The question now in my mind is when was this repair carried out? I am wondering if the dye found suggests that it was a medieval repair, rather than an ancient repair, as also might be suggested by the C14 tests. In that case it takes us back to the absence of vanillin as possibly the only remaining argument that the main cloth is of ancient provenance, but that it does not locate the origin as either Europe or the Middle East. Some other argument must seem to be sought if a Middle East provenance is to be asserted.
Oh, gosh.
I’m not sure the “my-expert-is-bigger-than-your-expert” argument is very helpful, and it maybe that both experts (as opposed to both bloggers) would agree with each other. It is surely true that perhaps 90% of all weaving is simple over and under 1-1 weave. This requires only a single heddle, which either raises or depresses alternate warp threads. 3-1 twill requires four heddles, alternately raising every fourth warp thread, and is indisputably more complicated. Whether it has a herringbone pattern or not is a feature of how the threads are set up on the heddles and, once set up, is no more complicated to make than ‘ordinary’ twill. The exact proportion of twill to 1-1 is not particularly relevant – there is a lot of cloth made, and even 1% would not, I think be considered terribly rare, although it would certainly be less than common. It may be that it was more expensive than ordinary cloth and has been disproportionately preserved.
I’m afraid that I find the idea that there is no 3-1 herringbone twill from the 13th century anywhere in Europe difficult to credit. However it may be very rare, and I can well understand nobody wanting to lose any of it, even a (large) postage stamp size, just to act as a control. After all, the shroud would only be the most valuable cloth in creation if it was the genuine article, and there would be no guarantee of that before the control was destroyed. Another reason may be that by 13th century samples of fabric are complete articles rather than fragmentary, and chopping any sample off would damage them beyond tolerance.

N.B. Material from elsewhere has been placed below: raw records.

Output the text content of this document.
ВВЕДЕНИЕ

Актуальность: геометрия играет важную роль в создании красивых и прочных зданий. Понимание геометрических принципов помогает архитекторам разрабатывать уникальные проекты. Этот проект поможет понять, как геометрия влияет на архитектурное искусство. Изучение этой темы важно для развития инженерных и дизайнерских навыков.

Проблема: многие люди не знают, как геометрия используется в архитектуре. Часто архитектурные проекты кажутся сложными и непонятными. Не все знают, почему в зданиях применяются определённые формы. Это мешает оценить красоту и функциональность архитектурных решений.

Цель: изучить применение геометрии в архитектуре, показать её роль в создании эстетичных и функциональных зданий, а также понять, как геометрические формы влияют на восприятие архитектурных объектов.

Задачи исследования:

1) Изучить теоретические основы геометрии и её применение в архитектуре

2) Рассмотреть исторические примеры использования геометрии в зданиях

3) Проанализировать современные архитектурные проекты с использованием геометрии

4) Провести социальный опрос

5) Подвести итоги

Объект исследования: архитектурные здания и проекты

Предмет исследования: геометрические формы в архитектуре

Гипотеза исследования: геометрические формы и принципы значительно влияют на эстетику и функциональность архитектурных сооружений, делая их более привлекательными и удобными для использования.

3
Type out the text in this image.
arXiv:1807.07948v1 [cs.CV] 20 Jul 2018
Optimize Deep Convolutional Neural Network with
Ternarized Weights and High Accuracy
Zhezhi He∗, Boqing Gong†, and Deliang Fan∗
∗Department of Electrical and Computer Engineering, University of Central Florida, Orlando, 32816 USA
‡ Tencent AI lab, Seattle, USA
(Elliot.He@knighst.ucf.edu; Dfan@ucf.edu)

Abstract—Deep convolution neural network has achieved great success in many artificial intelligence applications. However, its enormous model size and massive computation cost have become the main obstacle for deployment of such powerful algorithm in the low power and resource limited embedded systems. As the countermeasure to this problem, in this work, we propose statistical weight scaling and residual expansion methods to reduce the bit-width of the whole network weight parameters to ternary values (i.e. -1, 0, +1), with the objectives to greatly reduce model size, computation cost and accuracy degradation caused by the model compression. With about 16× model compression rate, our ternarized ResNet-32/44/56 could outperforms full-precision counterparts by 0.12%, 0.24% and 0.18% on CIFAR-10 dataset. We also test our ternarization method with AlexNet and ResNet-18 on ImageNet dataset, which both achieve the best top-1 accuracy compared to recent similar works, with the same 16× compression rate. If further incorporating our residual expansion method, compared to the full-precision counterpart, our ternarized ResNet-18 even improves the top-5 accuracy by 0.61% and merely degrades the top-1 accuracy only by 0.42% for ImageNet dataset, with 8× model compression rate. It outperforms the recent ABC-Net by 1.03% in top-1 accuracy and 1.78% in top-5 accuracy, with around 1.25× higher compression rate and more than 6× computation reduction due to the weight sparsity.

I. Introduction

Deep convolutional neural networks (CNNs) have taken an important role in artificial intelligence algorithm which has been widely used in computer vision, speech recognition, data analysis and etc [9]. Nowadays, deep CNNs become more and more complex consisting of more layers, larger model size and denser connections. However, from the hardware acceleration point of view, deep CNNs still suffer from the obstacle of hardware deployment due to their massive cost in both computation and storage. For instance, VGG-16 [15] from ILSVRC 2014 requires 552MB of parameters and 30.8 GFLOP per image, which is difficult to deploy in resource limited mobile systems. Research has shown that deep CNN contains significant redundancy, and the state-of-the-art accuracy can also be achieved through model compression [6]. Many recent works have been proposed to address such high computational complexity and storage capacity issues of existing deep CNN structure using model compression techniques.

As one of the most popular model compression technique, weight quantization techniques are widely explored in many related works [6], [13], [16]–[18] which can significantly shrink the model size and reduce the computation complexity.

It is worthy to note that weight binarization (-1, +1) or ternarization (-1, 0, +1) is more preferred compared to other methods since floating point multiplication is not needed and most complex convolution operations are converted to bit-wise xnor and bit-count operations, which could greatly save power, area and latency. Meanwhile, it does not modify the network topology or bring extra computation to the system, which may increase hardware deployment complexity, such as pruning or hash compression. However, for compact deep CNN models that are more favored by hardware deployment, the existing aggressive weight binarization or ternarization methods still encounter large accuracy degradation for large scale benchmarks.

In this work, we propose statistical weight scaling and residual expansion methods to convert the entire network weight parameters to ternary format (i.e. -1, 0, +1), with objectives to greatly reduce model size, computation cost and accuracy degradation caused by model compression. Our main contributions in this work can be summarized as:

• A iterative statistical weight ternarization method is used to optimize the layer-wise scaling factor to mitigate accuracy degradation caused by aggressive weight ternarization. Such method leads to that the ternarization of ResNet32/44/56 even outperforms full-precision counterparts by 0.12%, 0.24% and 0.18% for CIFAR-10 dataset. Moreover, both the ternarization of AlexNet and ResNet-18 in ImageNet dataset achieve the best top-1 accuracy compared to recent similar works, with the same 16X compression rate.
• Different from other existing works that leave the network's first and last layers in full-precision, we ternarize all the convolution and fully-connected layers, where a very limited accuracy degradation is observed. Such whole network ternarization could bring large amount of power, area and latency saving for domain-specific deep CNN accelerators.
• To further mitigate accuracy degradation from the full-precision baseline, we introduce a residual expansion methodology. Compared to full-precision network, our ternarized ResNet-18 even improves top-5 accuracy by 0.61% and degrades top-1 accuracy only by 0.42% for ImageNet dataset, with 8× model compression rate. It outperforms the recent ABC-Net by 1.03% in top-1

I note the complaint that Wilson’s word “unusual” is graced with a [sic] by Weaving Fan. However it is an odd word. What, I wonder, is ‘usual’ about the shroud? How many similar shrouds are there to compare it to before anything about it can be considered either usual or unusual? I think I would need half a dozen or so before I could class one of them as “unusual.”
Having said that, Weaving Fan is being slightly disingenuous in his quote from Raes: “The type of weave is not particularly distinctive…” The paragraph from which it is taken begins: “At the beginning of our age both cotton and linen were known in the Middle East.” It is clear that here Raes is speaking of antiquity rather than the Middle Ages.
Finally, and on a slightly different tack, and I don’t even know if it’s important, but on one side of a twill the warp threads dominate the visible area, and on the other side the weft. Does anyone know which side holds the (main) image on the shroud?
“Does anyone know which side holds the (main) image on the shroud?”
The so-called “warp side” (because about 75% of the “image side” surface is made up of warp threads).